Mental Frameworks for Mycelium Usage

1. INVEST — Task Quality Gate

Before creating or updating any task, validate it against these criteria. A task that fails more than one is not ready to be written.

Criterion Rule
Independent Can be completed without unblocking other tasks first
Negotiable The what is fixed; the how remains open
Valuable Produces a verifiable, concrete outcome
Estimable If you cannot size it, it is too vague or too large
Small If it spans more than one work cycle, split it
Testable Has an explicit, binary done condition

If a task fails Estimable or Testable, convert it to an Epic and decompose.


2. DAG — Dependency Graph Thinking

Before scheduling or prioritizing, model the implicit dependency graph.

Rules:

  • No task moves to in_progress if it has an unresolved upstream blocker
  • Priority is a function of both urgency and fan-out (how many tasks does completing this one unlock?)
  • Always work the critical path first — not the task that feels most urgent

Prioritization heuristic:

score = urgency + (blocked_tasks_count × 1.5)

When creating a task, explicitly ask: "What does this block, and what blocks this?" Set dependency links in Mycelium before touching status.

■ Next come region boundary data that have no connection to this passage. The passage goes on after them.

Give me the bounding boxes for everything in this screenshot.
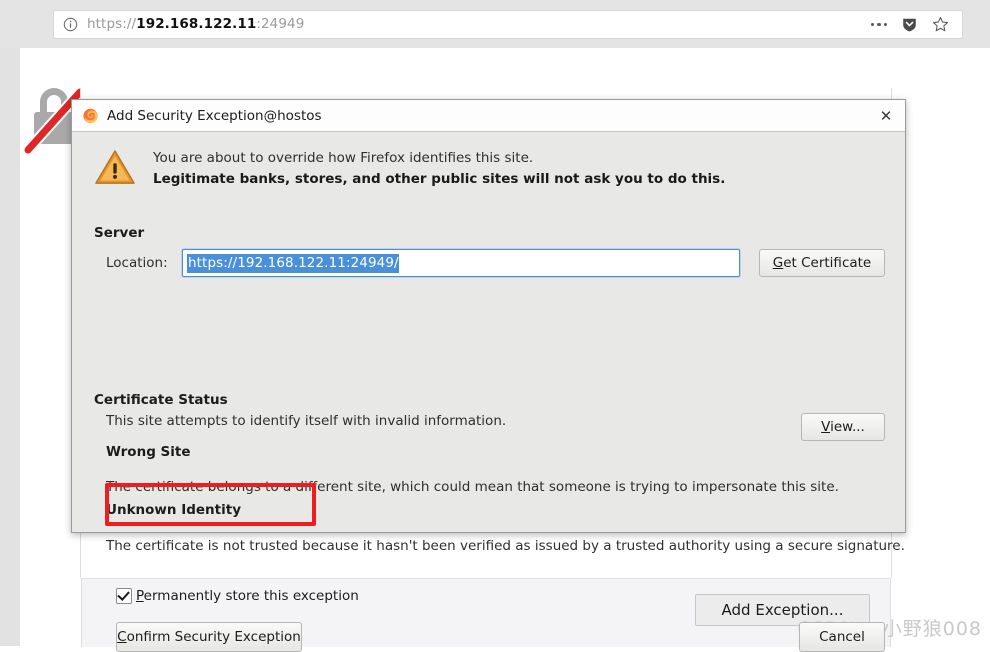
intro-line-1: You are about to override how Firefox id… xyxy=(153,150,534,166)
permanently-store-checkbox[interactable] xyxy=(116,588,132,604)
info-circle-icon[interactable] xyxy=(63,17,78,32)
unknown-identity-body: The certificate is not trusted because i… xyxy=(106,538,905,554)
get-certificate-mnemonic: G xyxy=(772,255,784,271)
confirm-label: onfirm Security Exception xyxy=(126,629,301,645)
dialog-body: You are about to override how Firefox id… xyxy=(72,132,905,652)
permanently-store-mnemonic: P xyxy=(136,588,144,604)
certificate-status-line: This site attempts to identify itself wi… xyxy=(106,413,507,429)
unknown-identity-heading: Unknown Identity xyxy=(106,502,242,518)
intro-line-2: Legitimate banks, stores, and other publ… xyxy=(153,170,726,187)
warning-triangle-icon xyxy=(94,148,136,186)
url-port: :24949 xyxy=(256,17,305,32)
view-label: iew... xyxy=(830,419,865,435)
page-actions-icon[interactable] xyxy=(870,22,887,27)
location-input-value: https://192.168.122.11:24949/ xyxy=(187,253,399,273)
server-heading: Server xyxy=(94,225,145,241)
url-host: 192.168.122.11 xyxy=(136,17,257,32)
get-certificate-label: et Certificate xyxy=(783,255,872,271)
location-label: Location: xyxy=(106,255,168,271)
location-input[interactable]: https://192.168.122.11:24949/ xyxy=(182,249,740,277)
bookmark-star-icon[interactable] xyxy=(932,16,949,33)
confirm-security-exception-button[interactable]: Confirm Security Exception xyxy=(116,622,302,652)
dialog-titlebar: Add Security Exception@hostos ✕ xyxy=(72,100,905,132)
dialog-intro-text: You are about to override how Firefox id… xyxy=(153,146,725,190)
browser-toolbar: https://192.168.122.11:24949 xyxy=(0,0,990,49)
url-scheme: https:// xyxy=(87,17,137,32)
dialog-title: Add Security Exception@hostos xyxy=(107,107,322,124)
get-certificate-button[interactable]: Get Certificate xyxy=(759,249,885,277)
wrong-site-heading: Wrong Site xyxy=(106,444,191,460)
pocket-shield-icon[interactable] xyxy=(901,16,918,33)
urlbar-action-icons xyxy=(870,16,950,33)
cancel-button[interactable]: Cancel xyxy=(799,622,885,652)
url-display[interactable]: https://192.168.122.11:24949 xyxy=(87,18,871,32)
wrong-site-body: The certificate belongs to a different s… xyxy=(106,479,839,495)
add-security-exception-dialog: Add Security Exception@hostos ✕ You are … xyxy=(71,99,906,652)
address-bar[interactable]: https://192.168.122.11:24949 xyxy=(53,10,963,39)
page-left-gutter xyxy=(0,48,20,646)
close-icon[interactable]: ✕ xyxy=(875,105,897,127)
permanently-store-text: ermanently store this exception xyxy=(143,588,359,604)
firefox-logo-icon xyxy=(82,107,99,124)
dialog-intro: You are about to override how Firefox id… xyxy=(72,132,905,194)
view-button[interactable]: View... xyxy=(801,413,885,441)
permanently-store-exception-row[interactable]: Permanently store this exception xyxy=(116,588,359,604)
confirm-mnemonic: C xyxy=(117,629,127,645)
view-mnemonic: V xyxy=(821,419,831,435)
certificate-status-heading: Certificate Status xyxy=(94,392,228,408)
permanently-store-label: Permanently store this exception xyxy=(136,588,359,604)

3. Principle of Minimal Surprise (PMS)

Mycelium's state must remain predictable and auditable at all times.

Rules:

  • Prefer idempotent operations — update before you create; never duplicate
  • Check before write — search for an equivalent item before creating a new one
  • Always annotate mutations — every status change, priority shift, or reassignment must carry an explicit reason field
  • No orphan tasks — every task must be linked to an Epic; every Epic to a strategic goal
  • Deletions are a last resort; prefer cancelled status with a reason

The state of Mycelium after any operation must be explainable to another agent with zero context.